Copies of this announcement and any formal documentation
relating to the Acquisition are not being, and must not be,
directly or indirectly, mailed or otherwise forwarded, distributed
or sent in or into or from any Restricted Jurisdiction and persons
receiving such documents (including custodians, nominees and
trustees) must not mail or otherwise forward, distribute or send
them in or into or from any Restricted Jurisdiction. If the
Acquisition is implemented by way of an Offer (unless otherwise
permitted by applicable law and regulation), the Offer may not be
made, directly or indirectly, in or into, or by the use of mails or
any means or instrumentality (including, but not limited to,
facsimile, email or other electronic transmission, telex or
telephone) of interstate or foreign commerce of, or of any facility
of a national, state or other securities exchange of any Restricted
Jurisdiction and the Offer may not be capable of acceptance by any
such use, means, instrumentality or facilities.
Disclosure requirements of the Code
Under Rule 8.3(a) of the Code, any person who is interested in 1
per cent. or more of any class of relevant securities of Cyprotex
or of any paper offeror (being any offeror other than an offeror in
respect of which it has been announced that its offer is, or is
likely to be, solely in cash) must make an Opening Position
Disclosure following the commencement of the offer period and, if
later, following the announcement in which any paper offeror is
first identified. An Opening Position Disclosure must contain
details of the person's interests and short positions in, and
rights to subscribe for, any relevant securities of each of (i)
Cyprotex and (ii) any paper offeror(s). An Opening Position
Disclosure by a person to whom Rule 8.3(a) applies must be made by
no later than 3.30 p.m. (London time) on the 10th business day
following the commencement of the offer period and, if appropriate,
by no later than 3.30 p.m. (London time) on the 10th business day
following the announcement in which any paper offeror is first
identified. Relevant persons who deal in the relevant securities of
Cyprotex or of a paper offeror prior to the deadline for making an
Opening Position Disclosure must instead make a Dealing
Disclosure.
Under Rule 8.3(b) of the Code, any person who is, or becomes,
interested in 1 per cent. or more of any class of relevant
securities of Cyprotex or of any paper offeror must make a Dealing
Disclosure if the person deals in any relevant securities of
Cyprotex or of any paper offeror. A Dealing Disclosure must contain
details of the dealing concerned and of the person's interests and
short positions in, and rights to subscribe for, any relevant
securities of each of (i) Cyprotex and (ii) any paper offeror, save
to the extent that these details have previously been disclosed
under Rule 8 of the Code.

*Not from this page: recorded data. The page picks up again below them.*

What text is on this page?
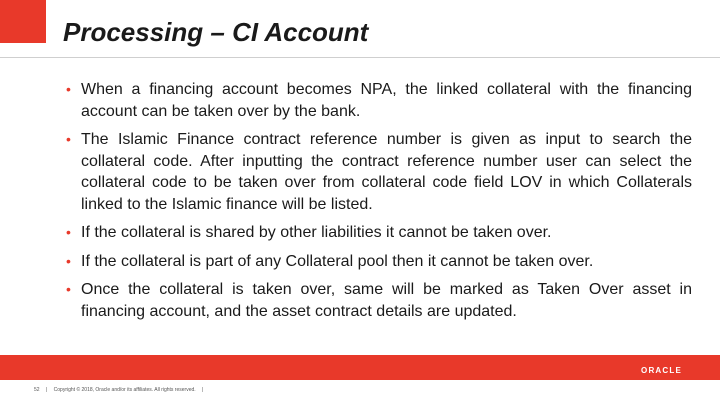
Processing – CI Account

• When a financing account becomes NPA, the linked collateral with the financing account can be taken over by the bank.

• The Islamic Finance contract reference number is given as input to search the collateral code. After inputting the contract reference number user can select the collateral code to be taken over from collateral code field LOV in which Collaterals linked to the Islamic finance will be listed.

• If the collateral is shared by other liabilities it cannot be taken over.

• If the collateral is part of any Collateral pool then it cannot be taken over.

• Once the collateral is taken over, same will be marked as Taken Over asset in financing account, and the asset contract details are updated.

ORACLE
52 | Copyright © 2018, Oracle and/or its affiliates. All rights reserved. |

A Dealing Disclosure by a person to whom
Rule 8.3(b) of the Code applies must be made by no later than 3.30
p.m. (London time) on the business day following the date of the
relevant dealing.
If two or more persons act together pursuant to an agreement or
understanding, whether formal or informal, to acquire or control an
interest in relevant securities of Cyprotex or a paper offeror,
they will be deemed to be a single person for the purpose of Rule
8.3 of the Code.
Opening Position Disclosures must also be made by Cyprotex and
by any offeror and Dealing Disclosures must also be made by
Cyprotex, by any offeror and by any persons acting in concert with
any of them (see Rules 8.1, 8.2 and 8.4 of the Code).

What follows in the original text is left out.